Once there she tells nurse Lundt (Susanna Burney) that her name is Kristen and that she doesn’t belong here. She is then taken to the titular ward where she meets the usual suspects when it comes to movies set in an asylum: nurse Lundt is somewhat reminiscent of nurse Ratchet in the way that she will inject any patient who goes haywire, Roy the orderly (Dan Anderson) is rude and pushy, and there is the good Dr. Stringer (Jared Harris) who only wants to help. When Kristen accuses him of thinking she is crazy he actually uses the old line “We don’t like to use that term here.” Unfortunately for Kristen, the story takes place in the 1960s and back then they did like using electroshock therapy.

Also on the ward are Emily (Mamie Gummer) the cynical one, Sarah (Danielle Panabaker) the charming one, Iris (Lyndsy Fonseca) the bookish one, and Zoey (Laura Leigh) the one who plays with a stuffed bunny.  You better keep track because one by one they are killed by the ghost that haunts the ward. That right there makes for a scary tale to be told around a campfire. You are locked in a place where everyone thinks you are crazy, so if you tell anyone that there is homicidal ghost on the loose you will be proving them right.

So, is the movie scary? At first, you bet. That ghost keeps popping out from around the corners of that dark ward, where it seems to be constantly raining outside. Characters have to hide in dark closets where you know the ghost is waiting.  Inside the morgue a banging noise is coming from inside a drawer where the dead bodies are kept. The problem is that after a while, that ghost is quite frankly, annoying. There is a reasonable explanation as to why it is killing all of the girls in the ward, but it doesn’t make any sense for it to be after Kristen. At one point she is actually wrestling with that freaking poltergeist and I wanted her to scream: “What do you want with ME? Stop appearing out of nowhere, it’s ANNOYING!”

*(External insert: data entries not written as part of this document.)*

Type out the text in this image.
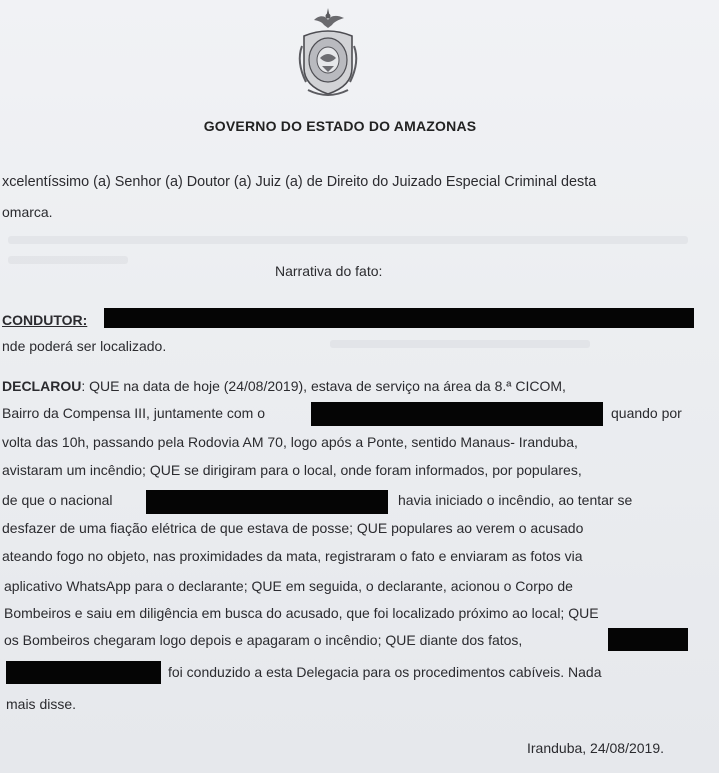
GOVERNO DO ESTADO DO AMAZONAS
xcelentíssimo (a) Senhor (a) Doutor (a) Juiz (a) de Direito do Juizado Especial Criminal desta
omarca.
Narrativa do fato:
CONDUTOR:
nde poderá ser localizado.
DECLAROU: QUE na data de hoje (24/08/2019), estava de serviço na área da 8.ª CICOM,
Bairro da Compensa III, juntamente com o	quando por
volta das 10h, passando pela Rodovia AM 70, logo após a Ponte, sentido Manaus- Iranduba,
avistaram um incêndio; QUE se dirigiram para o local, onde foram informados, por populares,
de que o nacional	havia iniciado o incêndio, ao tentar se
desfazer de uma fiação elétrica de que estava de posse; QUE populares ao verem o acusado
ateando fogo no objeto, nas proximidades da mata, registraram o fato e enviaram as fotos via
aplicativo WhatsApp para o declarante; QUE em seguida, o declarante, acionou o Corpo de
Bombeiros e saiu em diligência em busca do acusado, que foi localizado próximo ao local; QUE
os Bombeiros chegaram logo depois e apagaram o incêndio; QUE diante dos fatos,
foi conduzido a esta Delegacia para os procedimentos cabíveis. Nada
mais disse.
Iranduba, 24/08/2019.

Then, there is a twist ending. I am talking about one of those twist endings that force you to watch the movie a second time, because everything you thought was happening was not happening, or at least, not exactly.  If you pay attention, there are plenty of clues, even in the opening credits. It is not the most original twist for a ghost story ever written, which is why I am a little surprise Carpenter chose this particular script to make his return to the horror genre after all these year. It just seems that someone less talented could have done more or less the same thing.  I just expected more from the man who gave us the original “Halloween” and his remake of “The Thing” (which I found to be far more entertaining than the original).

Still, as scary ghost stories go, “The Ward” works. I watched it with a full audience at TIFF and a lot of people jolted at the right moment. I even thought about it as I got ready for bed last night and thought this would be a really great time for the ghost to pop out from under my bed and stab me in the eye.  That’s a sign the director has done a good job.